Wirklich interessant dürften für die erwachsenen Zuschauenden spezifische Fragen ihrer Jüngsten werden: Was hat es mit Winter-Lämmern auf sich, oder sind Schafe wirklich so vergesslich? Es ist keine einfache Welt, welche die Macher ihrem Publikum präsentieren, es ist eine fantastische. Manchmal mystisch, manchmal verrückt, aber auf eine seltsame Weise nachvollziehbar „real“. In diesem Sinn wird eines der letzten Bilder im Film, selbst bei belastbaren Besuchern, Tränen der Rührung erzeugen. Aber „Glennkill“ ist nicht nur zuckersüß, er ist auch unglaublich spannend, unheimlich witzig, regt zum Nachdenken an, und eröffnet neue Weltbilder. Und manchmal, da ist „Glennkill“ einfach nur naiv. Doch letzteres verläuft sich im Zuge der straffen Inszenierung.

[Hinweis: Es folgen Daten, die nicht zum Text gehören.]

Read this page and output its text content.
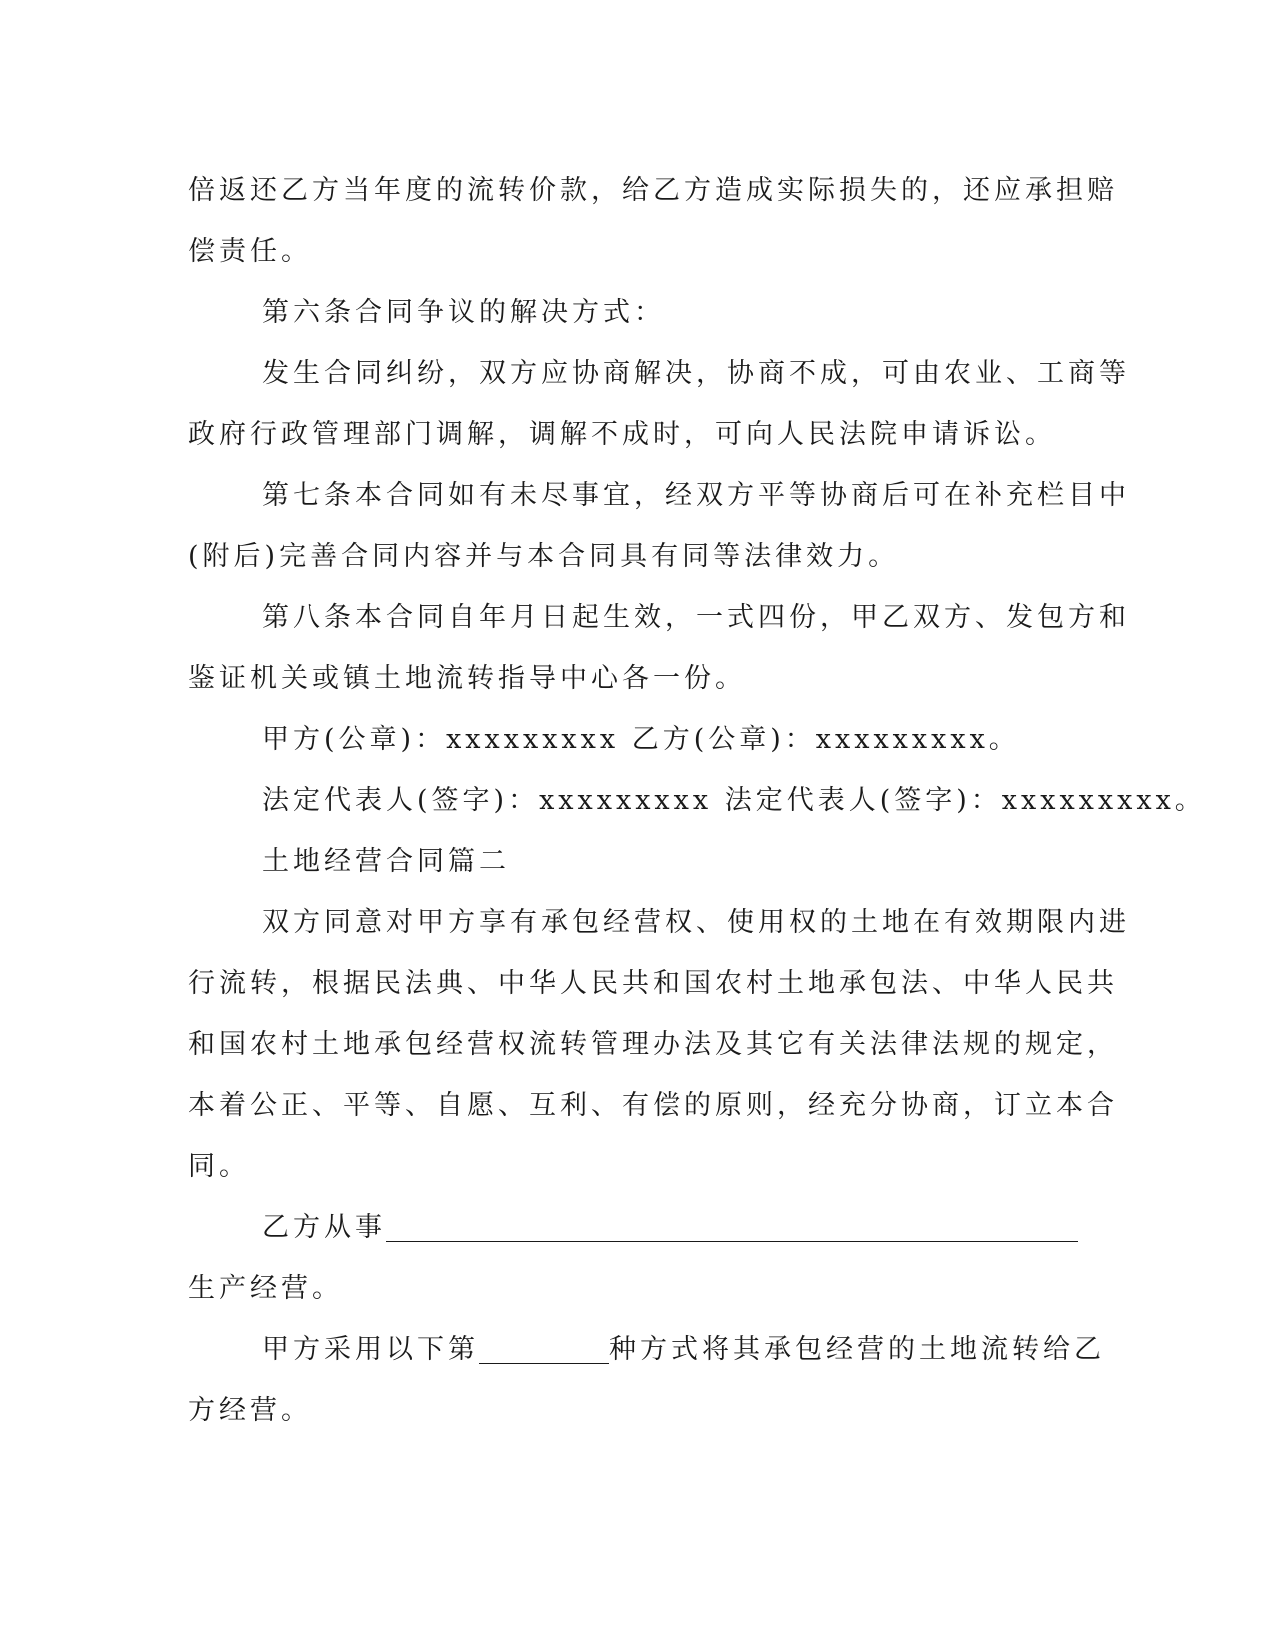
倍返还乙方当年度的流转价款，给乙方造成实际损失的，还应承担赔

偿责任。

第六条合同争议的解决方式：

发生合同纠纷，双方应协商解决，协商不成，可由农业、工商等

政府行政管理部门调解，调解不成时，可向人民法院申请诉讼。

第七条本合同如有未尽事宜，经双方平等协商后可在补充栏目中

(附后)完善合同内容并与本合同具有同等法律效力。

第八条本合同自年月日起生效，一式四份，甲乙双方、发包方和

鉴证机关或镇土地流转指导中心各一份。

甲方(公章)：xxxxxxxxx 乙方(公章)：xxxxxxxxx。

法定代表人(签字)：xxxxxxxxx 法定代表人(签字)：xxxxxxxxx。

土地经营合同篇二

双方同意对甲方享有承包经营权、使用权的土地在有效期限内进

行流转，根据民法典、中华人民共和国农村土地承包法、中华人民共

和国农村土地承包经营权流转管理办法及其它有关法律法规的规定，

本着公正、平等、自愿、互利、有偿的原则，经充分协商，订立本合

同。

乙方从事

生产经营。

甲方采用以下第	种方式将其承包经营的土地流转给乙

方经营。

Es ist Kyle Baldas sehr gut und clever durchdachte Inszenierung, die dem Film in den richtigen Momenten das richtige Tempo gibt. Balda lässt keinen Leerlauf, und ruht sich auch nie auf guten Situationen aus. Ob Witz oder rührender Augenblick – egal wie gut Szenen auch aussehen mögen, der Regisseur wechselt stetig Stimmung und Tempo. Kameramann George Steel findet im abwechslungsreichen Reigen immer wieder Bilder von mystischer Überzeichnung und opulentem Kitsch. Und es ist schön, dass sich Steel dabei nicht zurückhält, wenn er die Tiere in die übertriebene Pracht des ländlichen Idylls stellt. Weil es auch für die Erzählung angemessen ist.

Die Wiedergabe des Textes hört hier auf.